LAS VEGAS (KSNV MyNews3.com) -- A Federal Aviation Administration spokesman said a Gulfstream G-III private jet was involved in an "operational event" at McCarran International Airport on Friday afternoon that caused a Delta Airlines 737 to abort a takeoff with 166 people aboard.
"It would not be termed a potential near-collision," the FAA's Lynn Lunsford wrote in an email to News 3. "It would be classified as an operational event. If you look at the two runways on a map, the Delta jet would have been airborne well before the intersection. The issue has more to do with internal FAA procedures that ensure a wide margin of safety."

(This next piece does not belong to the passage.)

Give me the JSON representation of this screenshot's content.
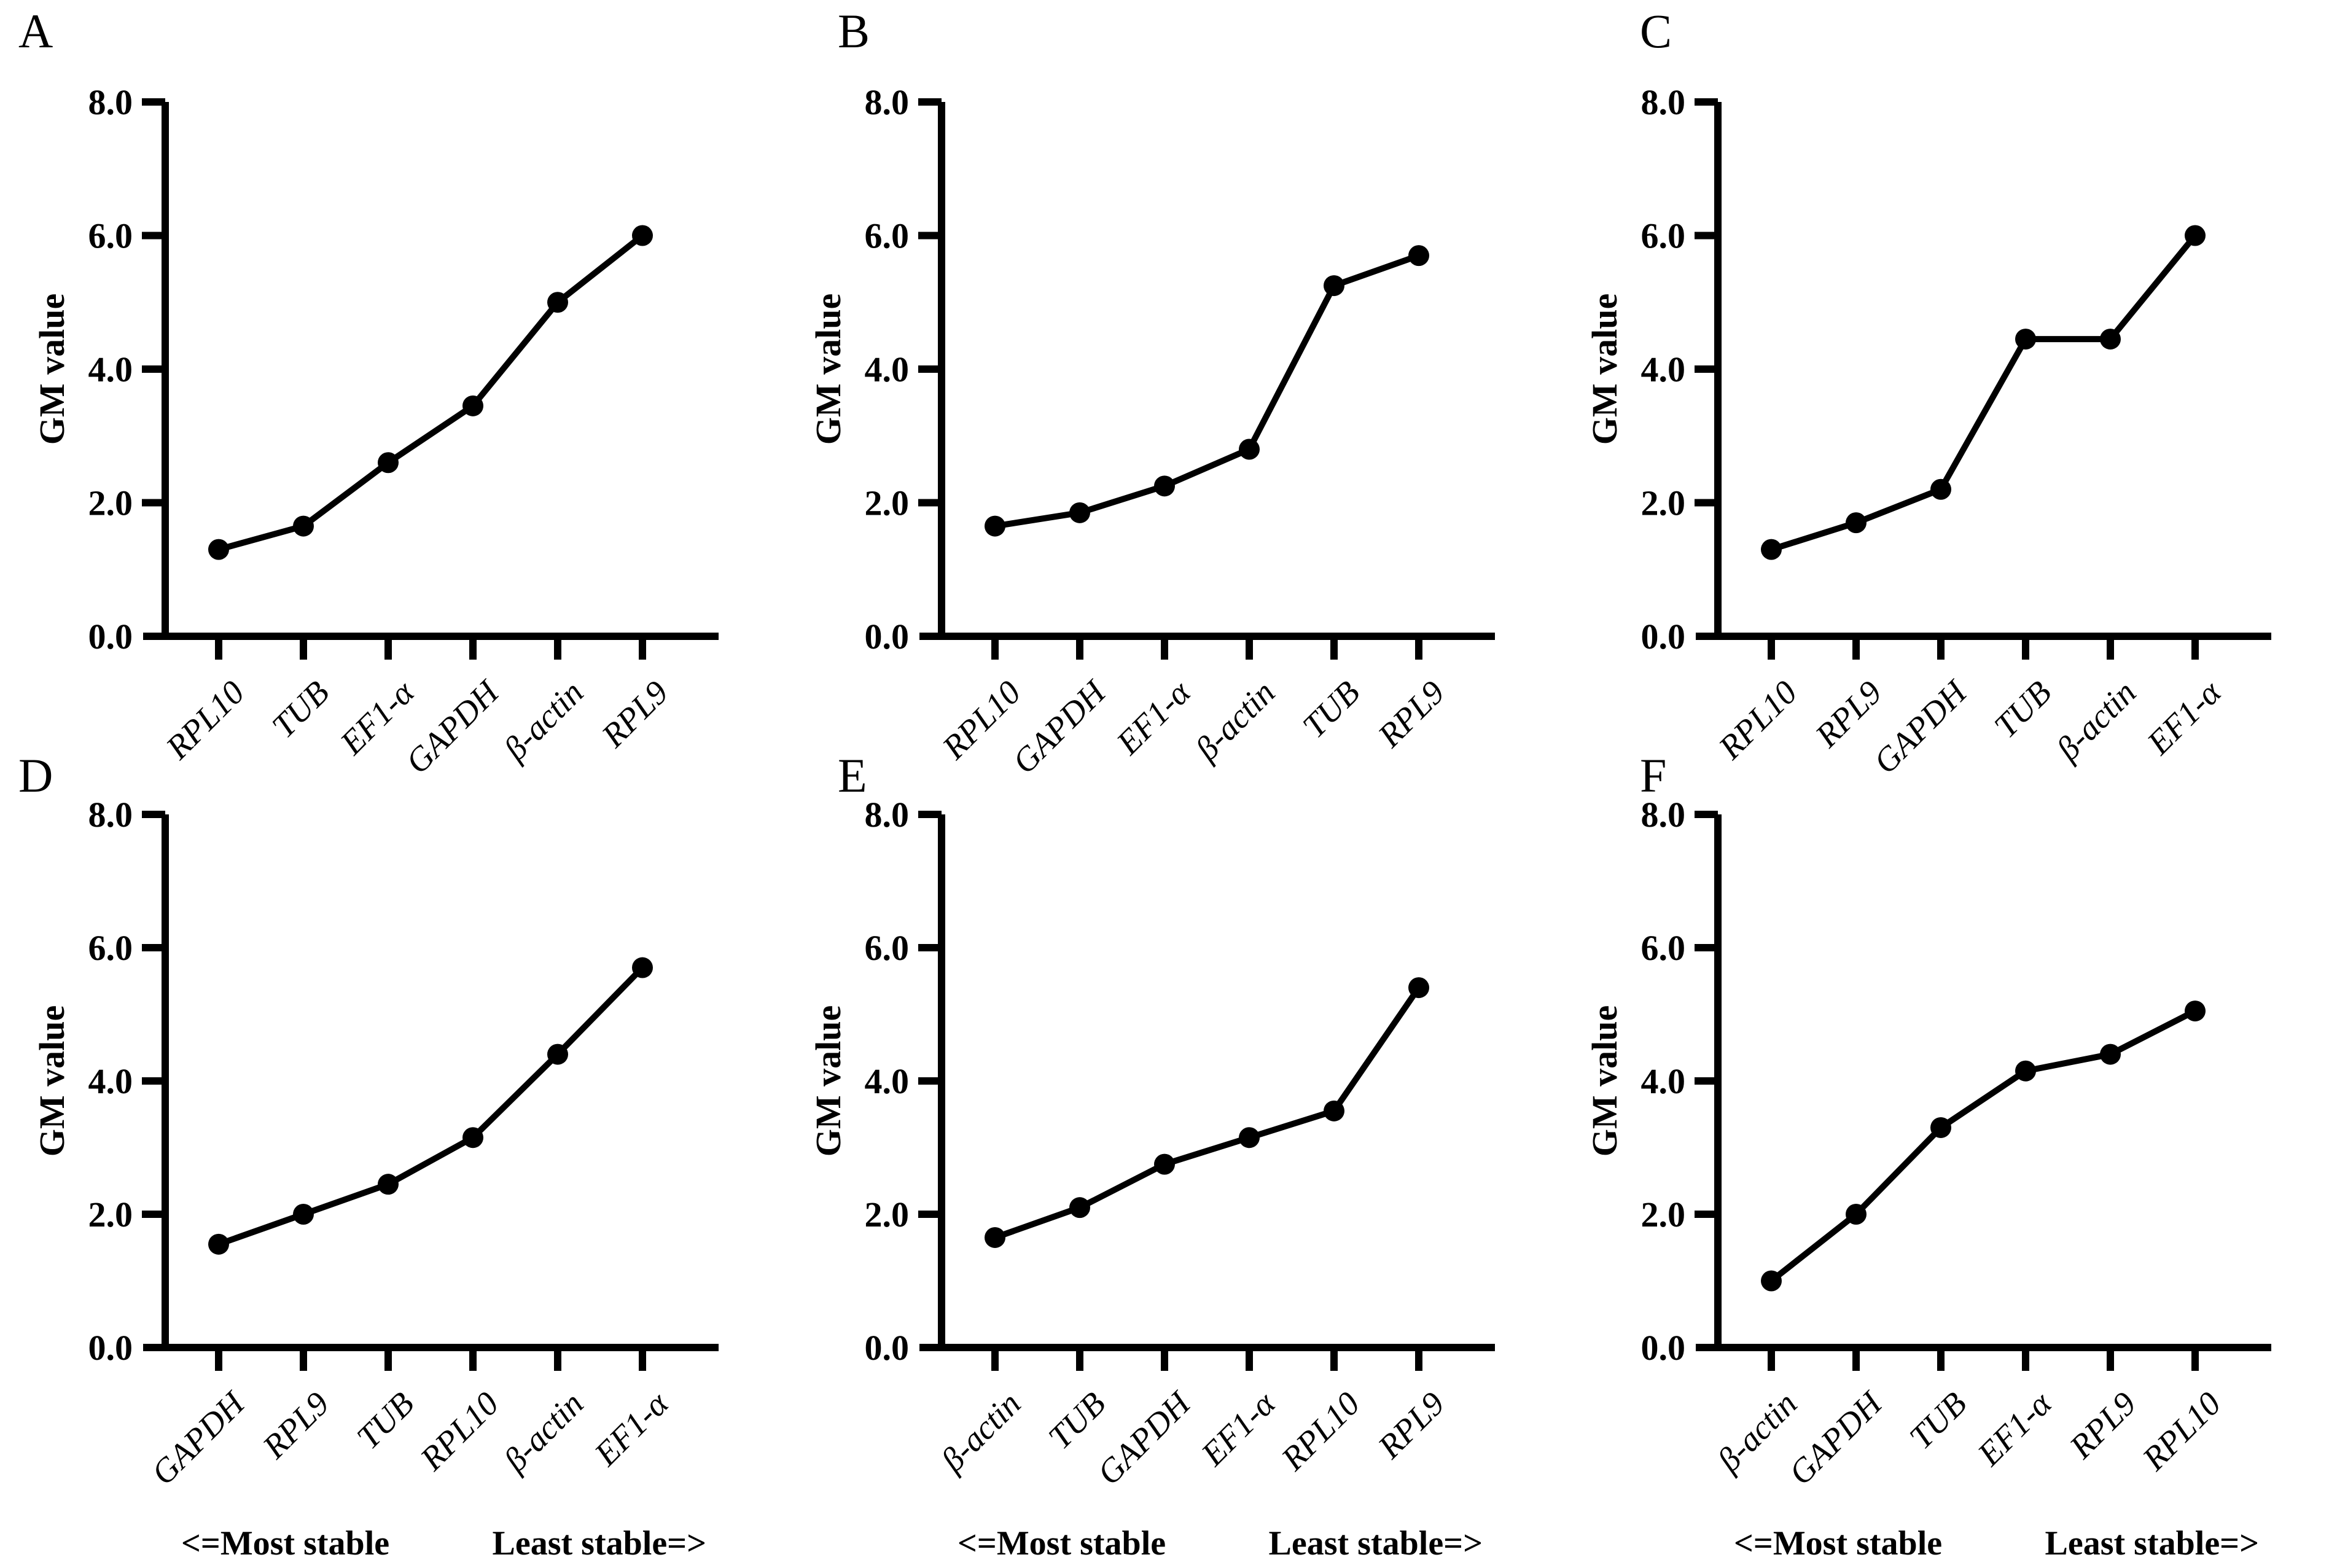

Lunsford said the Delta plane aborted a takeoff on Runway 25-Right while the private jet was on final approach on 19-Right. A Gulfstream G-III can carry up to eight passengers depending on user specifications and travel close to the speed of sound. It is about 41 feet long.
Lunsford wrote that the FAA "routinely review events such as this to verify details. It's all part of our ongoing safety program. We don't assign error on this type of thing. We analyze the event for the purpose of learning safety lessons, should there be some."
The spokesman wrote that a preliminary review of radar data showed that safety standards were maintained. He said the takeoff clearance for the Delta flight was canceled as a precaution and the private jet landed on 19-Right.
Delta Flight 2483 was bound for Atlanta with 160 passengers and six crew members about had to stop its takeoff roll shortly before 3 p.m., according to Morgan Durrant, a Delta Airlines spokesman.
"I don't know the speed the plane was at, but the wheels locked up because of friction and two tires deflated," Durrant told News 3.
Durrant said the passengers and crew were taken by bus to the terminal, received food and drink and were put on a different plane and left about four hours late for Atlanta.